Hiç bir yastığın ders verdiği görülmüş müdür demeyin. Hem de öğretmenin yastığının. Hikâyeyi okuyun ve siz karar verin.

Bir zamanlar, yaşlı ve bilge bir öğretmenin kendisine söylediği şeyleri, verdiği öğütleri hiç beğenmeyen bir öğrencisi varmış. Bir gün, yaşlı öğretmenin sözleri öğrencisini çok kızdırmış. Çünkü bütün söylediklerinde haklıymış ve öğrencisinin kabul etmekte zorlandığı, görmek istemediği tüm zayıf yönlerini göstermiş ona. Öğretmenin amacı, diğer tüm öğrencilerine olduğu gibi ona da doğru bilgileri aktarabilmek, yanlışlara sapmasını biraz da olsa engelleyebilmek ve tecrübeleriyle ona yardımcı olmakmış. Ama öğretmenin sözleri, öğrencisine çok ağır gelmiş ve onu o kadar kızdırmış ki, bu gerçekleri bir türlü hazmedemeyip öğretmeninden intikam almaya yemin etmiş.

İlk olarak, onun hiçbir şey bilmediğini, yaşlı bir bunak olduğunu, onun yüzüne bakarak söylemiş. Daha sonra hakkında atıp tutmaya başlamış. Gittiği her yerde öğretmeni hakkında yalanlar söylüyor, çirkin hikâyeler uyduruyormuş. Kötü konuşmaları ve dedikodularıyla insanların öğretmene sırt çevirmesine neden olmuş ve insanların ona saygısını kaybettirmek için çok uğraşmış. Sonunda bir gün, kendi kardeşine okulda çok büyük bir iftira atılmış. Doğru olmadığını bildiği bu gerçek karşısında çok mutsuz olmuş. Öğretmeni için söylediği bütün o yalanlar, iftiralar, dedikodular aklına gelmiş  ve yaptıklarından çok pişman olmuş.

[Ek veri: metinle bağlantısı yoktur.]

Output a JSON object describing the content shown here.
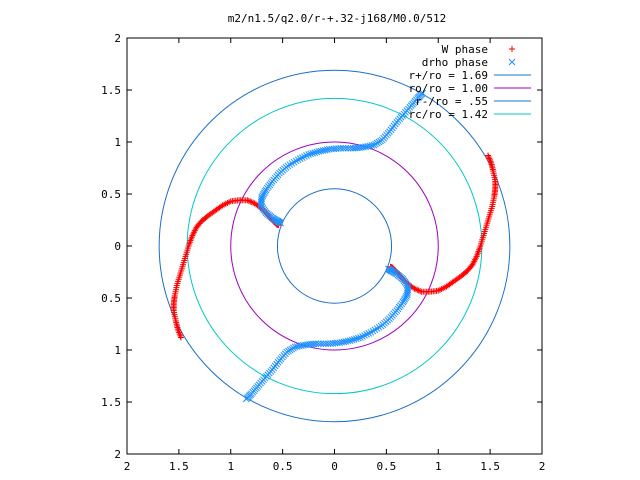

En sonunda gözyaşları içinde öğretmenin evine af dilemeye gitmiş. "Hakkınızda birçok yalan söyledim, gerçekleri çarpıttım. Herkesi size düşman ettim. Hatamı anladım ve vicdan azabı çekiyorum. Lütfen beni affedin" demiş. Öğretmen önce uzun süre ona cevap vermemiş. Derin derin düşünmüş, sonunda "Evet seni affederim, fakat önce benim için bir şey yapmalısın" demiş.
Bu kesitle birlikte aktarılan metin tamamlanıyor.